We can include variables and macros/procedures in filters. Of course their output needs to be suitable for what comes next in the filter. This example is using the qualify macro to generate a title and does exactly that.

  • It shows how macros/procedures/functions and variables are all a different side of the same coin.

They should be on the same line

( eddied it )
small screens :face_with_symbols_over_mouth: :grimacing:

my tw comprehension/frustration
might be directly correlated to screen size
tbh

I do like the idea and the code is compact but imo very hard to extend.
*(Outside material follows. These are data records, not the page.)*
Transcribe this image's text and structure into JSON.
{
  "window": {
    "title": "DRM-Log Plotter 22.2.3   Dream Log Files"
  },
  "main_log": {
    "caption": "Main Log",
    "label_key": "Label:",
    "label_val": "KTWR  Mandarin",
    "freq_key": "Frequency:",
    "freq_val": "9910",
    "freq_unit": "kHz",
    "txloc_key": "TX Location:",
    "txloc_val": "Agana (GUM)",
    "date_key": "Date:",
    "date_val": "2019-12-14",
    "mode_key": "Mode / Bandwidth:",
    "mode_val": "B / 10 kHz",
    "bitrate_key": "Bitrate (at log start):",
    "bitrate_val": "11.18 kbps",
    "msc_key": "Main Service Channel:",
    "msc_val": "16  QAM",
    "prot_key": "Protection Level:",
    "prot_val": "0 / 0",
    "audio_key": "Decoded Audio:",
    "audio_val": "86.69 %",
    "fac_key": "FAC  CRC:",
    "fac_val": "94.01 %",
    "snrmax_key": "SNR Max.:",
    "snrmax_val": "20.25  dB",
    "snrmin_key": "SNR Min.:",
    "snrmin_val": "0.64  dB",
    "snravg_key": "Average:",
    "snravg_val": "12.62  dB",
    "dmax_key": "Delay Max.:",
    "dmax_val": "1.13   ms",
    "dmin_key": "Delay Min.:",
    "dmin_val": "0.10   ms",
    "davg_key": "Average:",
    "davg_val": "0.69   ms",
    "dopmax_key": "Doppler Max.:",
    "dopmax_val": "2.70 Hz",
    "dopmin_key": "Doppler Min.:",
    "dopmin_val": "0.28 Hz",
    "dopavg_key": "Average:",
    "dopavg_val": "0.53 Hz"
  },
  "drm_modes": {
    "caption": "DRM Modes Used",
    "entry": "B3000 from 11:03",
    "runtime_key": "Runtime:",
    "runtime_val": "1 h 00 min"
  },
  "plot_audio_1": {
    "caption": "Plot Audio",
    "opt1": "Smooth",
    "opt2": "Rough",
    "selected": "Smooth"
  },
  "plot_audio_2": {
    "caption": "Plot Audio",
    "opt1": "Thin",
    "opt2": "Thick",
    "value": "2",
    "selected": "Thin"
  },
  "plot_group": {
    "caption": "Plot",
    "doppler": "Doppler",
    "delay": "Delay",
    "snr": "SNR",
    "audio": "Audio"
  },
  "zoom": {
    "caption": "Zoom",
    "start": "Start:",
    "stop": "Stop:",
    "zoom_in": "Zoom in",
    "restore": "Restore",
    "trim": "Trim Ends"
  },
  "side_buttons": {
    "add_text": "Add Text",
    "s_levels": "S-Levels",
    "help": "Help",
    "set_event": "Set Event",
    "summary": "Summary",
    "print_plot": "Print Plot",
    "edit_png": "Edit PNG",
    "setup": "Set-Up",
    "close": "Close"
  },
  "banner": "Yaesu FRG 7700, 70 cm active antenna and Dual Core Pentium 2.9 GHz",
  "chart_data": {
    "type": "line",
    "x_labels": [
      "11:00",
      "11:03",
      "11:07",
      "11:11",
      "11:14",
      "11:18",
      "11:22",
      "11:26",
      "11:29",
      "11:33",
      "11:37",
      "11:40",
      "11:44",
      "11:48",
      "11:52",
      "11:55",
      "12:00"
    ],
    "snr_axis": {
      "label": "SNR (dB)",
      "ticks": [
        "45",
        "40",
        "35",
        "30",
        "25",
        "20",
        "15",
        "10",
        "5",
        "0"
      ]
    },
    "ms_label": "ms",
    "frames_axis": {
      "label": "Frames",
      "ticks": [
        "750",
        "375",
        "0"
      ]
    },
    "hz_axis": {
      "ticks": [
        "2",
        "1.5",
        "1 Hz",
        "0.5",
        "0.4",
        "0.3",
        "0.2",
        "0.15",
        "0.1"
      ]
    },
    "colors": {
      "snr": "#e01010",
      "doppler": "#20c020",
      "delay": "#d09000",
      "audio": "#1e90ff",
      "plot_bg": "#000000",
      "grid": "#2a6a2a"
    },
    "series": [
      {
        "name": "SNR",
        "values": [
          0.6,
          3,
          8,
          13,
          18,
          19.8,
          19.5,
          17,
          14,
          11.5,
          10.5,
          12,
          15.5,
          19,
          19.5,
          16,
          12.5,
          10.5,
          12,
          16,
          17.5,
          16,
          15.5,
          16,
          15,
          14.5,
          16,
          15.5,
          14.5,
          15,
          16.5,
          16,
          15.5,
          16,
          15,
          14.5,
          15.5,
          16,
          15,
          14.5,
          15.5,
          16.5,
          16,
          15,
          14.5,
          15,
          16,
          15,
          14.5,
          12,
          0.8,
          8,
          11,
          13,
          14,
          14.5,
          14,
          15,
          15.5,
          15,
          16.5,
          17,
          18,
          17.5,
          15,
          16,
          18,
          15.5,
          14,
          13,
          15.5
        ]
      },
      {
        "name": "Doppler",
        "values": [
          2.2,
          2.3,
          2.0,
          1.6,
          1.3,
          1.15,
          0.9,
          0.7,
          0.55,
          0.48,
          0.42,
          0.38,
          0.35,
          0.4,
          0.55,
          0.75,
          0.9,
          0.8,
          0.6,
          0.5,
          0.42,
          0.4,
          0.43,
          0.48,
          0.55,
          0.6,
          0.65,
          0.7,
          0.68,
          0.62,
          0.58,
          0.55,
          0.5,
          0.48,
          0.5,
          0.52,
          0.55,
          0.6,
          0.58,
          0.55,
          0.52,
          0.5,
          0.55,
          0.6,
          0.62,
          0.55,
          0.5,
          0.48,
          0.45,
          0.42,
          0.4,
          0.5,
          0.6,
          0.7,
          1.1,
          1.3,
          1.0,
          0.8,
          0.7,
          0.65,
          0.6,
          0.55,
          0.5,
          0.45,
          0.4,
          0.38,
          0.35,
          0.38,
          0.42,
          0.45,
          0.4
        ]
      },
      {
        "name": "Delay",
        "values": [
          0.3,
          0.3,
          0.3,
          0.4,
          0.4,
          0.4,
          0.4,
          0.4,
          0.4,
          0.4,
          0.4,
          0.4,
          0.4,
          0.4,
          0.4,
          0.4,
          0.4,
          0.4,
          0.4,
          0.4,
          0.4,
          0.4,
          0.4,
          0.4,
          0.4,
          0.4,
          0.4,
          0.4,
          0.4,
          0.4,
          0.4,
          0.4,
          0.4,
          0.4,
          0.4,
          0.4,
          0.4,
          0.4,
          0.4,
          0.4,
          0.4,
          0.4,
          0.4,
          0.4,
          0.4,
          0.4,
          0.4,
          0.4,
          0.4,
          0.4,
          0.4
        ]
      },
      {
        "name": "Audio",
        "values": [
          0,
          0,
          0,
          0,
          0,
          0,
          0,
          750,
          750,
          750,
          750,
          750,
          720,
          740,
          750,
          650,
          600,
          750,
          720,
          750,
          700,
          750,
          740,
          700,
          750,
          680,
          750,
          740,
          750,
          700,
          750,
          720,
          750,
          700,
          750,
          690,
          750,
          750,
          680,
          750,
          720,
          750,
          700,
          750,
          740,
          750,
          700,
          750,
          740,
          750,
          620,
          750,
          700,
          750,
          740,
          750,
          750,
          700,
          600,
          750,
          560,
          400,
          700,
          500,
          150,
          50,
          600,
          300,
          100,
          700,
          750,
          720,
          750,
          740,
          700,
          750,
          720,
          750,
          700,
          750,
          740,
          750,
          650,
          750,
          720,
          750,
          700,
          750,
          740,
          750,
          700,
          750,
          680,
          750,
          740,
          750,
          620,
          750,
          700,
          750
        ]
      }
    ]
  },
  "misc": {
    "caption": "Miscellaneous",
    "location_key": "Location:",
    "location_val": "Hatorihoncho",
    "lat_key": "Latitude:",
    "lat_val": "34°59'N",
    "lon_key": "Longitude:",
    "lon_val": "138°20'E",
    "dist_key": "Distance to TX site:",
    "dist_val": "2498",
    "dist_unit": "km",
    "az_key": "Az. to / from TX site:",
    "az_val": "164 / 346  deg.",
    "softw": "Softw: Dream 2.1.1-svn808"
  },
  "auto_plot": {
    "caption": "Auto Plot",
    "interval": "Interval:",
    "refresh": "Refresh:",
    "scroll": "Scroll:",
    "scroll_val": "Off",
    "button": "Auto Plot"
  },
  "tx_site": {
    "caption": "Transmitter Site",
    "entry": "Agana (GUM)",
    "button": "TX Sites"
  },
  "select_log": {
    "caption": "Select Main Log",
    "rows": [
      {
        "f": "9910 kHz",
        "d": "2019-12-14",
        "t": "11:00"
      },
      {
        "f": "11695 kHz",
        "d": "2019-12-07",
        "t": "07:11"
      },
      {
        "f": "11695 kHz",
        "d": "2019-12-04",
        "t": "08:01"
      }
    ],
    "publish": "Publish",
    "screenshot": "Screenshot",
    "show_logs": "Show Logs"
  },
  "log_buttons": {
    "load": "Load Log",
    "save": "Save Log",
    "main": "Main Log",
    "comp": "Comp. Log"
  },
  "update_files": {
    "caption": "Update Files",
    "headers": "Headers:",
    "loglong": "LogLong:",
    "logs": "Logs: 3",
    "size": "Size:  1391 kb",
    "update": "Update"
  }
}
I personally would want much more flexibility for every element.

  • Button and button-actions
    • eg: OK and Cancel … (todo)
    • Cancel should restore the “old” note (todo)
  • The button may have images instead of text (todo)
  • The button may be somewhere else in the UI
  • The note itself
    • styling using classes
  • Keyboard shortcuts
    • eg: CTRL-Enter in the note saves the note (todo)

… and so on

I did separate the different areas into their own procedures, to be able to implement the above ideas more easily.

The following tiddler is a TestCase tiddler

have fun!

toggle-note-testcase.json (1.5 KB)

title: toggle-note-testcase
tags: $:/tags/wiki-test-spec
type: text/vnd.tiddlywiki-multiple
description: Toggle Note Input

with the following content

title: Narrative

* Show an Edit Notes / View Notes toggle button
* Notes are written to a $:/note.database tiddler

+
title: Output

\whitespace trim

\define note-database() $:/note.database
\function state() [<qualify $:/temp/edit-notes>]

\procedure toggle-actions()
<%if [<state>is[tiddler]]%>
  <$action-deletetiddler $tiddler=<<state>>/>
<%else%>
  <$action-setfield $tiddler=<<state>> text=edit/>
<%endif%>
\end

\procedure toggle-button()
<$button actions=<<toggle-actions>> tooltip="view/edit notes for this tiddler">
  <%if [<state>is[tiddler]] %>
    View Notes
  <%else%>
    Edit Notes
  <%endif%>
</$button>
\end

\procedure note()
<<toggle-button>>
<%if [<state>is[tiddler]] %>
  <$edit tiddler=<<note-database>> focus=yesX index=<<currentTiddler>> class="tc-edit-texteditor c-edit" />
<% else%>
  <fieldset class="c-note">
    <$transclude tiddler=<<note-database>> index=<<currentTiddler>> mode="block" />
  </fieldset>
<%endif%>
\end

<<note>>
+
title: $:/note/styles
tags: $:/tags/Stylesheet

.c-note {
  padding: 0 0.5em 0 0.5em;
}
.tc-tiddler-frame textarea.tc-edit-texteditor.c-edit {
  padding: 14px .5em;
}
+
title: $:/note.database
type: application/json

{
    "Output": "some text"
}

Mario, I for shadowed the additional features but was planning to use it to describe the parts.